L’Arcep a aussi la mission d’accompagner la fermeture du réseau en cuivre historique d’Orange. Qu’en est-il ? Quel est le calendrier ? Quels sont les enjeux à ce niveau ?
La fermeture du réseau de cuivre historique d’Orange a débuté en 2019 et devrait être finalisée à horizon 2030. Nous avons achevé les premières phases d’expérimentation et allons entrer progressivement dans une phase de montée en charge de ce chantier.
Dans cette démarche, le principal enjeu est d’achever le déploiement du réseau de fibre optique, puisqu’il ne sera pas possible d’arrêter le cuivre si le réseau qui a vocation à le remplacer n’est pas opérationnel.
En parallèle, il s’agit aussi d’accompagner la migration des entreprises qui ont besoin de temps, mais aussi d’un accompagnement spécifique alors que le réseau est vital pour leur activité.
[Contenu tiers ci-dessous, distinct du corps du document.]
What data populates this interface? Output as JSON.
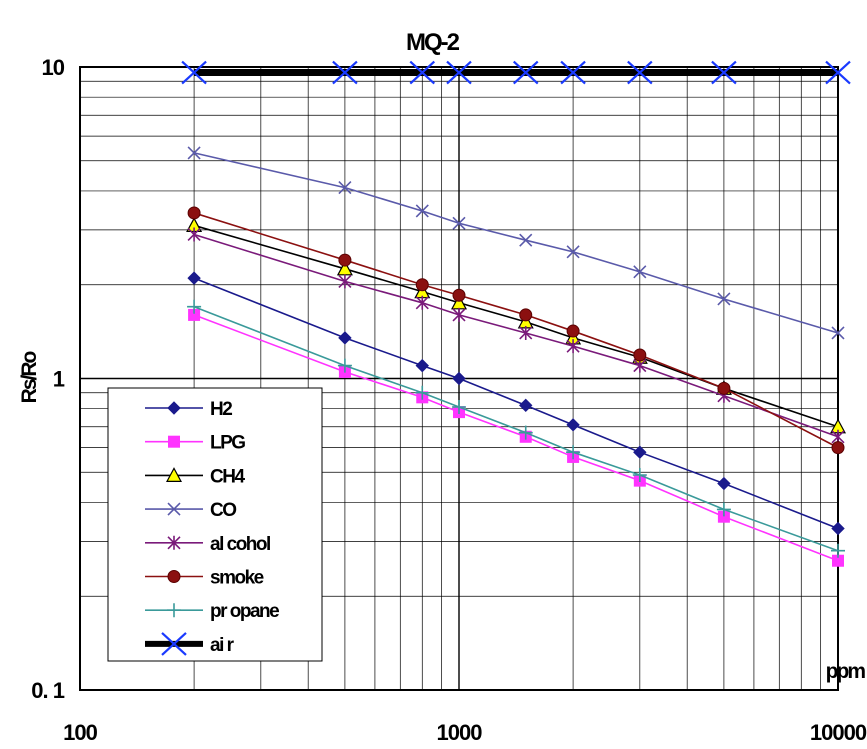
{
  "chart_data": {
    "type": "line",
    "title": "MQ-2",
    "ylabel": "Rs/Ro",
    "xlabel": "ppm",
    "xscale": "log",
    "yscale": "log",
    "xlim": [
      100,
      10000
    ],
    "ylim": [
      0.1,
      10
    ],
    "x_tick_labels": [
      "100",
      "1000",
      "10000"
    ],
    "y_tick_labels": [
      "10",
      "1",
      "0. 1"
    ],
    "grid": true,
    "legend_position": "bottom-left",
    "x": [
      200,
      500,
      800,
      1000,
      1500,
      2000,
      3000,
      5000,
      10000
    ],
    "series": [
      {
        "name": "H2",
        "color": "#1a1a8c",
        "marker": "diamond",
        "values": [
          2.1,
          1.35,
          1.1,
          1.0,
          0.82,
          0.71,
          0.58,
          0.46,
          0.33
        ]
      },
      {
        "name": "LPG",
        "color": "#ff33ff",
        "marker": "square",
        "values": [
          1.6,
          1.05,
          0.87,
          0.78,
          0.65,
          0.56,
          0.47,
          0.36,
          0.26
        ]
      },
      {
        "name": "CH4",
        "color": "#000000",
        "marker": "triangle",
        "marker_fill": "#ffff00",
        "values": [
          3.1,
          2.25,
          1.9,
          1.75,
          1.52,
          1.35,
          1.17,
          0.93,
          0.7
        ]
      },
      {
        "name": "CO",
        "color": "#5a5aaa",
        "marker": "x",
        "values": [
          5.3,
          4.1,
          3.45,
          3.15,
          2.78,
          2.55,
          2.2,
          1.8,
          1.4
        ]
      },
      {
        "name": "alcohol",
        "color": "#7a1a7a",
        "marker": "asterisk",
        "values": [
          2.9,
          2.05,
          1.75,
          1.6,
          1.4,
          1.27,
          1.1,
          0.88,
          0.65
        ]
      },
      {
        "name": "smoke",
        "color": "#8b1010",
        "marker": "circle",
        "values": [
          3.4,
          2.4,
          2.0,
          1.85,
          1.6,
          1.42,
          1.19,
          0.93,
          0.6
        ]
      },
      {
        "name": "propane",
        "color": "#3a9a9a",
        "marker": "plus",
        "values": [
          1.7,
          1.1,
          0.9,
          0.81,
          0.67,
          0.58,
          0.49,
          0.38,
          0.28
        ]
      },
      {
        "name": "air",
        "color": "#000000",
        "marker": "x-blue",
        "marker_color": "#1a3aff",
        "line_weight": "heavy",
        "values": [
          9.6,
          9.6,
          9.6,
          9.6,
          9.6,
          9.6,
          9.6,
          9.6,
          9.6
        ]
      }
    ],
    "legend_labels": [
      "H2",
      "LPG",
      "CH4",
      "CO",
      "al cohol",
      "smoke",
      "pr opane",
      "ai r"
    ]
  }
}
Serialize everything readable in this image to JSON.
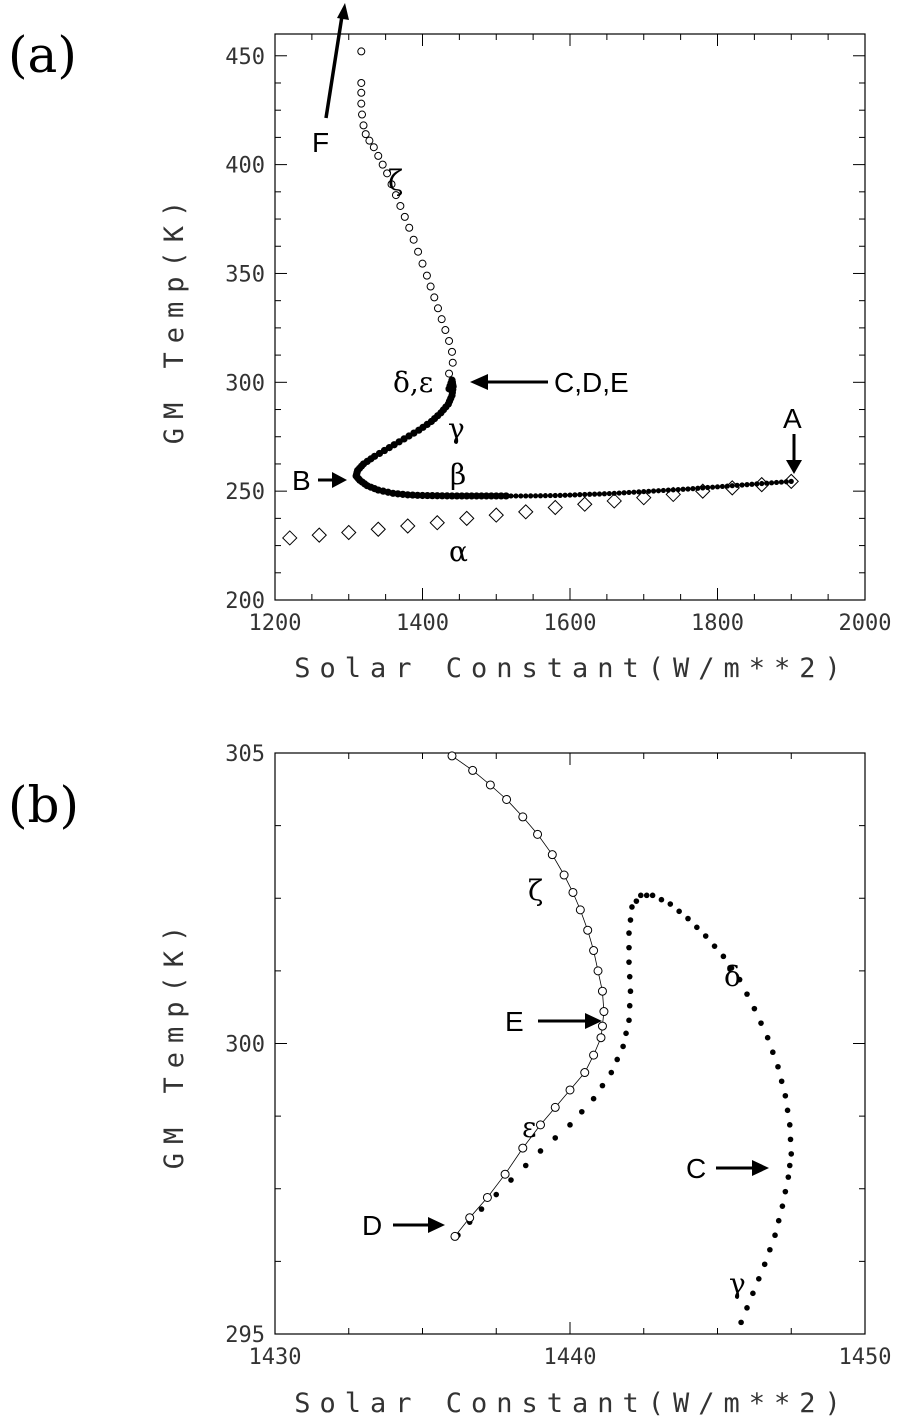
{
  "panels": [
    {
      "panel_label": "(a)",
      "xlabel": "Solar Constant(W/m**2)",
      "ylabel": "GM Temp(K)",
      "annotations": [
        "A",
        "B",
        "C,D,E",
        "F",
        "α",
        "β",
        "γ",
        "δ,ε",
        "ζ"
      ]
    },
    {
      "panel_label": "(b)",
      "xlabel": "Solar Constant(W/m**2)",
      "ylabel": "GM Temp(K)",
      "annotations": [
        "C",
        "D",
        "E",
        "γ",
        "δ",
        "ε",
        "ζ"
      ]
    }
  ],
  "chart_data": [
    {
      "type": "scatter",
      "xlim": [
        1200,
        2000
      ],
      "ylim": [
        200,
        460
      ],
      "xticks": [
        1200,
        1400,
        1600,
        1800,
        2000
      ],
      "yticks": [
        200,
        250,
        300,
        350,
        400,
        450
      ],
      "grid": false,
      "series": [
        {
          "marker": "diamond-open",
          "x": [
            1220,
            1260,
            1300,
            1340,
            1380,
            1420,
            1460,
            1500,
            1540,
            1580,
            1620,
            1660,
            1700,
            1740,
            1780,
            1820,
            1860,
            1900
          ],
          "y": [
            228.5,
            229.8,
            231.0,
            232.5,
            234.0,
            235.5,
            237.5,
            239.0,
            240.5,
            242.5,
            244.0,
            245.5,
            247.0,
            248.5,
            250.0,
            251.5,
            253.0,
            254.5
          ]
        },
        {
          "marker": "dot-filled",
          "x": [
            1900,
            1880,
            1860,
            1840,
            1820,
            1800,
            1780,
            1760,
            1740,
            1720,
            1700,
            1680,
            1660,
            1640,
            1620,
            1600,
            1580,
            1560,
            1540,
            1520,
            1500,
            1480,
            1460,
            1440,
            1420,
            1400,
            1380,
            1360,
            1340,
            1325,
            1315,
            1310,
            1312,
            1320,
            1335,
            1355,
            1375,
            1395,
            1412,
            1425,
            1435,
            1440,
            1441.5,
            1440,
            1436
          ],
          "y": [
            254.5,
            254.0,
            253.5,
            253.0,
            252.5,
            252.0,
            251.5,
            251.0,
            250.6,
            250.2,
            249.8,
            249.4,
            249.0,
            248.7,
            248.5,
            248.2,
            248.0,
            247.9,
            247.8,
            247.8,
            247.8,
            247.8,
            247.8,
            247.8,
            247.9,
            248.0,
            248.3,
            249.0,
            250.5,
            252.5,
            255.0,
            257.0,
            259.5,
            262.5,
            266.0,
            270.0,
            274.0,
            278.0,
            282.0,
            286.0,
            290.0,
            294.0,
            298.0,
            301.0,
            297.0
          ]
        },
        {
          "marker": "circle-open",
          "x": [
            1436,
            1441,
            1440,
            1436,
            1431,
            1426,
            1421,
            1416,
            1411,
            1406,
            1400,
            1394,
            1388,
            1382,
            1376,
            1370,
            1364,
            1358,
            1352,
            1346,
            1340,
            1334,
            1328,
            1323,
            1320,
            1318,
            1317,
            1317,
            1317,
            1317
          ],
          "y": [
            304.0,
            309.0,
            314.0,
            319.0,
            324.0,
            329.0,
            334.0,
            339.0,
            344.0,
            349.0,
            354.5,
            360.0,
            365.5,
            371.0,
            376.0,
            381.0,
            386.0,
            391.0,
            396.0,
            400.0,
            404.0,
            408.0,
            411.0,
            414.0,
            418.0,
            423.0,
            428.0,
            433.0,
            437.5,
            452.0
          ]
        }
      ]
    },
    {
      "type": "scatter",
      "xlim": [
        1430,
        1450
      ],
      "ylim": [
        295,
        305
      ],
      "xticks": [
        1430,
        1440,
        1450
      ],
      "yticks": [
        295,
        300,
        305
      ],
      "grid": false,
      "series": [
        {
          "marker": "dot-filled",
          "x": [
            1445.8,
            1446.2,
            1446.6,
            1446.95,
            1447.2,
            1447.4,
            1447.5,
            1447.45,
            1447.3,
            1447.05,
            1446.7,
            1446.25,
            1445.75,
            1445.2,
            1444.6,
            1444.0,
            1443.4,
            1442.8,
            1442.4,
            1442.1,
            1442.0,
            1442.0,
            1442.05,
            1442.0,
            1441.8,
            1441.4,
            1440.8,
            1440.0,
            1439.0,
            1438.0,
            1437.0,
            1436.2
          ],
          "y": [
            295.2,
            295.7,
            296.2,
            296.7,
            297.2,
            297.7,
            298.1,
            298.6,
            299.1,
            299.6,
            300.1,
            300.6,
            301.1,
            301.5,
            301.85,
            302.15,
            302.4,
            302.55,
            302.55,
            302.35,
            301.9,
            301.4,
            300.9,
            300.4,
            299.95,
            299.5,
            299.05,
            298.6,
            298.15,
            297.65,
            297.15,
            296.7
          ]
        },
        {
          "marker": "circle-open-line",
          "x": [
            1436.1,
            1436.6,
            1437.2,
            1437.8,
            1438.4,
            1439.0,
            1439.5,
            1440.0,
            1440.5,
            1440.8,
            1441.05,
            1441.1,
            1441.15,
            1441.1,
            1440.95,
            1440.8,
            1440.6,
            1440.35,
            1440.1,
            1439.8,
            1439.4,
            1438.9,
            1438.4,
            1437.85,
            1437.3,
            1436.7,
            1436.0
          ],
          "y": [
            296.68,
            297.0,
            297.35,
            297.75,
            298.2,
            298.6,
            298.9,
            299.2,
            299.5,
            299.8,
            300.1,
            300.3,
            300.55,
            300.9,
            301.25,
            301.6,
            301.95,
            302.3,
            302.6,
            302.9,
            303.25,
            303.6,
            303.9,
            304.2,
            304.45,
            304.7,
            304.95
          ]
        }
      ]
    }
  ]
}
Il y a également un enjeu de sensibilisation et de pédagogie afin que toutes les parties prenantes comprennent bien ce chantier, ses enjeux et ses objectifs afin que cette transition s’opère dans les meilleures conditions possibles.
En charge du contrôle des opérateurs mobiles et alors que le déploiement de la 5G se poursuit, quels sont les sujets qui vous mobilisent dans ce cadre ?
Tout d’abord, nous sommes mobilisés sur le contrôle des obligations des opérateurs. Dans la continuité du New Deal Mobile (un dispositif mis en place fin 2017 – début 2018, pour accélérer la couverture des zones rurales), les opérateurs sont actuellement dans une phase de déploiement intensive. Ils ont pris des engagements qui ont été transcrits dans leurs autorisations d’utilisation de fréquences et qui se sont notamment traduits par un progrès important de la couverture mobile ces dernières années, notamment dans les zones les plus rurales. Au niveau du déploiement de la 5G, la couverture et le nombre d’utilisateurs actifs progressent rapidement. La prochaine étape sera le développement des services de 5G stand-alone, qui doivent permettre plus d’innovation.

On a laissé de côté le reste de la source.